What is the fastest way to check whether a cell contains letters?

Question

I have a dataset with 2.6 million rows in which I have one column called msgText, which contains written messages.

Now, I want to filter out all messages that don't contain any letters. To do so I found the following code:

dataset = dataset[dataset['msgText'].astype(str).str.contains('[A-Za-z]')]

However, after 16 hours the code is still running.

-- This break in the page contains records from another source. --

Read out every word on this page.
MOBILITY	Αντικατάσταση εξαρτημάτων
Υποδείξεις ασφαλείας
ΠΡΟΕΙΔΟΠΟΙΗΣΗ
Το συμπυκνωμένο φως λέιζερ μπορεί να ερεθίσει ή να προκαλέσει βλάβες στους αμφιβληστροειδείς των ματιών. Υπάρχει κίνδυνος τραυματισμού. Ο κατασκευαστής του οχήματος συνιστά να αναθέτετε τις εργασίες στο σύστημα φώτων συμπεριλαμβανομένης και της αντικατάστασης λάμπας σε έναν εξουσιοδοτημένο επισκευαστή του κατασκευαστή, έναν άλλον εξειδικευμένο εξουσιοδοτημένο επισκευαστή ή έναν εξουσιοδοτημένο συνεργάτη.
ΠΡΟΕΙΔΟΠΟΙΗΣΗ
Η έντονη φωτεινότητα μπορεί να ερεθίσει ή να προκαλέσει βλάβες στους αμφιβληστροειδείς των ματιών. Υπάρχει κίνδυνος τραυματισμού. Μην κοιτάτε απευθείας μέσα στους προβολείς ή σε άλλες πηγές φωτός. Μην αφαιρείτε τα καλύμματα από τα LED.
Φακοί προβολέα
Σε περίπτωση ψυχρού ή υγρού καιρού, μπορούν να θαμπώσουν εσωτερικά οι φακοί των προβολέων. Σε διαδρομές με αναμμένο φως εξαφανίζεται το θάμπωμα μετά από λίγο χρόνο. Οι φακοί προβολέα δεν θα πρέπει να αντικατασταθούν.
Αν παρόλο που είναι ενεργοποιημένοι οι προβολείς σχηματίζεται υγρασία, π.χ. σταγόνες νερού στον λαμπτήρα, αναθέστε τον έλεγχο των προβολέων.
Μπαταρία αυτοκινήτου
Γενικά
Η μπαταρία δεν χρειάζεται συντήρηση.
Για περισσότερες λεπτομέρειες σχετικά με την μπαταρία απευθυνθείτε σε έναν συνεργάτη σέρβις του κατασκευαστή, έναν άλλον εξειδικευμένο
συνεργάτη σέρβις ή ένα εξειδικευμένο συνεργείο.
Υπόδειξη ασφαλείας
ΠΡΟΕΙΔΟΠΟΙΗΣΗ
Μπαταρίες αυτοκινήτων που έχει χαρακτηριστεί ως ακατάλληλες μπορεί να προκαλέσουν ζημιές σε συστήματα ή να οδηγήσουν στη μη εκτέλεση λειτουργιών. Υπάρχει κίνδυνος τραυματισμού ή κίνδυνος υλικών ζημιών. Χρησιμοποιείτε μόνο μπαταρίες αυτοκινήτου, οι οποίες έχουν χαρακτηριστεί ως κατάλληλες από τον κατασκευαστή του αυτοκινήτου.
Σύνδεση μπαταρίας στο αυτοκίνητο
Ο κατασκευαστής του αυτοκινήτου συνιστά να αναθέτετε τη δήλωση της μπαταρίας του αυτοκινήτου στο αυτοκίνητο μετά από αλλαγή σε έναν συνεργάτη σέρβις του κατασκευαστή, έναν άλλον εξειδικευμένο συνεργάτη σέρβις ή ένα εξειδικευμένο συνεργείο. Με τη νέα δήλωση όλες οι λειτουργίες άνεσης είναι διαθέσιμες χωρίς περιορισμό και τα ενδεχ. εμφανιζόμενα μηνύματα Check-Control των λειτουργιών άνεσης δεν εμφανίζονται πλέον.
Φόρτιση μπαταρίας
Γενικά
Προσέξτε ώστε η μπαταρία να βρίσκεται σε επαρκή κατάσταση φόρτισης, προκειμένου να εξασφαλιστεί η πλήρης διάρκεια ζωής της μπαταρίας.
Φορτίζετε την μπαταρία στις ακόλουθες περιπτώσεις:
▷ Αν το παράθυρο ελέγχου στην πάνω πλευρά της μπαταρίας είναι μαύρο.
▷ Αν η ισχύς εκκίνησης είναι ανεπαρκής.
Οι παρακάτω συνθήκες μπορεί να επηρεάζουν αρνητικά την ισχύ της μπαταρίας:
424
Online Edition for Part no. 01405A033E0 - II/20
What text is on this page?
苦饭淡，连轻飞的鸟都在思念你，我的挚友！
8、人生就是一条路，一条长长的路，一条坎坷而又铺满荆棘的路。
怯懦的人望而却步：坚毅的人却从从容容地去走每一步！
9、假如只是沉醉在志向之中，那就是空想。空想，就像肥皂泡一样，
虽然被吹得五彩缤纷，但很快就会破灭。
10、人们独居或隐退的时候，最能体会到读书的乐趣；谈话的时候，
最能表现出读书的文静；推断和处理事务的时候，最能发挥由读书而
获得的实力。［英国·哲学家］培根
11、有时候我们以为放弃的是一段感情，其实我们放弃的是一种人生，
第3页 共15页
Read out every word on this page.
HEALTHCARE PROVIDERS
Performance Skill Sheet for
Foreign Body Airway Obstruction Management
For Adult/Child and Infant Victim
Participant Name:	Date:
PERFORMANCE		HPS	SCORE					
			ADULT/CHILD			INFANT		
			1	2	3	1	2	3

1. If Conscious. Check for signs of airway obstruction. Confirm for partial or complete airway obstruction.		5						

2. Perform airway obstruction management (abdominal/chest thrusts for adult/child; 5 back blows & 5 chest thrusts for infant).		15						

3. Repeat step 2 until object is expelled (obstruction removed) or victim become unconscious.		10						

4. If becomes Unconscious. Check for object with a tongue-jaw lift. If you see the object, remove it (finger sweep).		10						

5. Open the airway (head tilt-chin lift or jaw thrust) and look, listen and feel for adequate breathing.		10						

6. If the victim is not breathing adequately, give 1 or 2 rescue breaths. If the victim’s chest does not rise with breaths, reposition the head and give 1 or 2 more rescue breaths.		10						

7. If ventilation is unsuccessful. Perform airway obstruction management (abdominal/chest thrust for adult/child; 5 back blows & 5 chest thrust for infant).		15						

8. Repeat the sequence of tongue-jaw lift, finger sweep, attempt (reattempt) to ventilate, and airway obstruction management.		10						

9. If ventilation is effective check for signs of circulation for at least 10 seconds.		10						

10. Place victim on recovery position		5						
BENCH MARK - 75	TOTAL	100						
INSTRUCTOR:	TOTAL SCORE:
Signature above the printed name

Furthermore, based on Does Python have a string 'contains' substring method? I thought about creating a list of length 26, that contains all the letters in the alphabet and then check whether each cell contains that letter. But that does not seem efficient either.

Therefore, I am wondering if there is a faster way to find whether a cell contains letters.

EDIT: The code above works pretty well. Apparently, what I had in my (slow) code was: dataset['msgText'] = dataset[dataset['msgText'].astype(str).str.contains('[A-Za-z]')]

I actually tested your code and it takes about 5-6 seconds to complete with the following dataframe: `df = pd.DataFrame({'msgText': ['aasad dasd ', 'bdsd e ', 'ggre qew ', '1 1 1 ']*2600000})` — VnC, May 07 '19 at 12:38
Do your strings have spaces or special characters in them? or is it alway something like `'12adwf1231'` or `'123'` — ALollz, May 07 '19 at 15:04

score 2 · Accepted Answer · answered May 07 '19 at 11:55

2

import pandas

dataset['columnName'].apply(lambda x: x.find('\\w') > 0)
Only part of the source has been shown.